Hagener Polizei warnt Schüler mit drastischen Beispielen vor illegalen Straßenrennen
Lukas WolfHagener Polizei warnt Schüler mit drastischen Beispielen vor illegalen Straßenrennen
Hagener Polizei besucht Schulen, um vor Rasen und illegalen Straßenrennen zu warnen
Diese Woche führt die Polizei Hagen an örtlichen Schulen eine Aufklärungskampagne durch, um Jugendliche und junge Erwachsene über die Gefahren von Rasen und illegalen Straßenrennen zu informieren. Unter dem Motto „Verantwortung bremst rücksichtslose Geschwindigkeit“ sollen die Risiken solcher Verhaltensweisen bewusst gemacht werden. Zwischen dem 4. und 6. Februar 2025 werden Berater an drei Schulen sprechen.
Den Auftakt machte am 4. Februar das Hohenlimburger Gymnasium. Am 5. Februar folgt die Hildegardis-Schule, bevor die Fritz-Steinhoff-Gesamtschule am 6. Februar besucht wird. Im Mittelpunkt der Veranstaltungen stehen die Folgen überhöhter Geschwindigkeit und illegaler Rennen.

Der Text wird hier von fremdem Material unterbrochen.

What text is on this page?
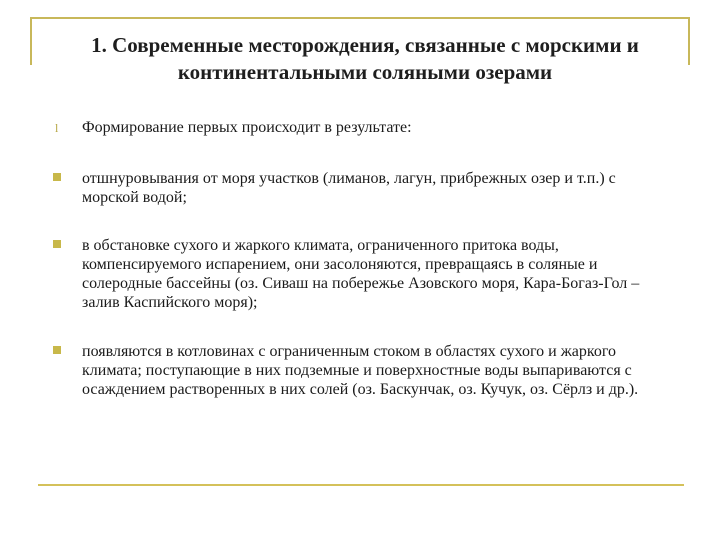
1. Современные месторождения, связанные с морскими и континентальными соляными озерами
l Формирование первых происходит в результате:
отшнуровывания от моря участков (лиманов, лагун, прибрежных озер и т.п.) с морской водой;
в обстановке сухого и жаркого климата, ограниченного притока воды, компенсируемого испарением, они засолоняются, превращаясь в соляные и солеродные бассейны (оз. Сиваш на побережье Азовского моря, Кара-Богаз-Гол – залив Каспийского моря);
появляются в котловинах с ограниченным стоком в областях сухого и жаркого климата; поступающие в них подземные и поверхностные воды выпариваются с осаждением растворенных в них солей (оз. Баскунчак, оз. Кучук, оз. Сёрлз и др.).
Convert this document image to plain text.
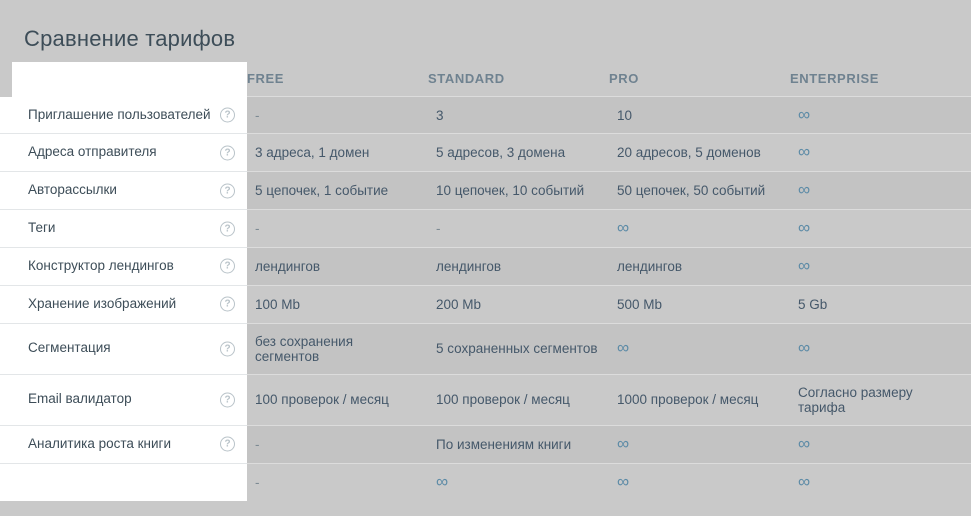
Сравнение тарифов
	FREE	STANDARD	PRO	ENTERPRISE

Приглашение пользователей ?	-	3	10	∞

Адреса отправителя ?	3 адреса, 1 домен	5 адресов, 3 домена	20 адресов, 5 доменов	∞

Авторассылки ?	5 цепочек, 1 событие	10 цепочек, 10 событий	50 цепочек, 50 событий	∞

Теги ?	-	-	∞	∞

Конструктор лендингов ?	лендингов	лендингов	лендингов	∞

Хранение изображений ?	100 Mb	200 Mb	500 Mb	5 Gb

Сегментация ?	без сохранения сегментов	5 сохраненных сегментов	∞	∞

Email валидатор ?	100 проверок / месяц	100 проверок / месяц	1000 проверок / месяц	Согласно размеру тарифа

Аналитика роста книги ?	-	По изменениям книги	∞	∞

	-	∞	∞	∞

In Nordrhein-Westfalen nehmen nicht genehmigte Autorennen seit 2015 stetig zu. Viele dieser Events endeten in schweren Verkehrsunfällen. Auch die Hagener Polizei verzeichnet in den letzten Jahren eine – wenn auch kleine, aber besorgniserregende – Zahl solcher Vorfälle.
Nach Paragraf 315d des Strafgesetzbuches drohen Teilnehmern illegaler Straßenrennen verschärfte Strafen. Kommt es dabei zu einem tödlichen Unfall, können die Beteiligten sogar wegen Mordes angeklagt werden.
Die Präventionskampagne richtet sich gezielt an junge Erwachsene zwischen 17 und 27 Jahren. Die Polizei hofft, durch die Schulbesuche die Zahl illegaler Rennen und damit zusammenhängender Unfälle zu verringern. Die Initiative thematisiert sowohl die rechtlichen Konsequenzen als auch die persönliche Verantwortung.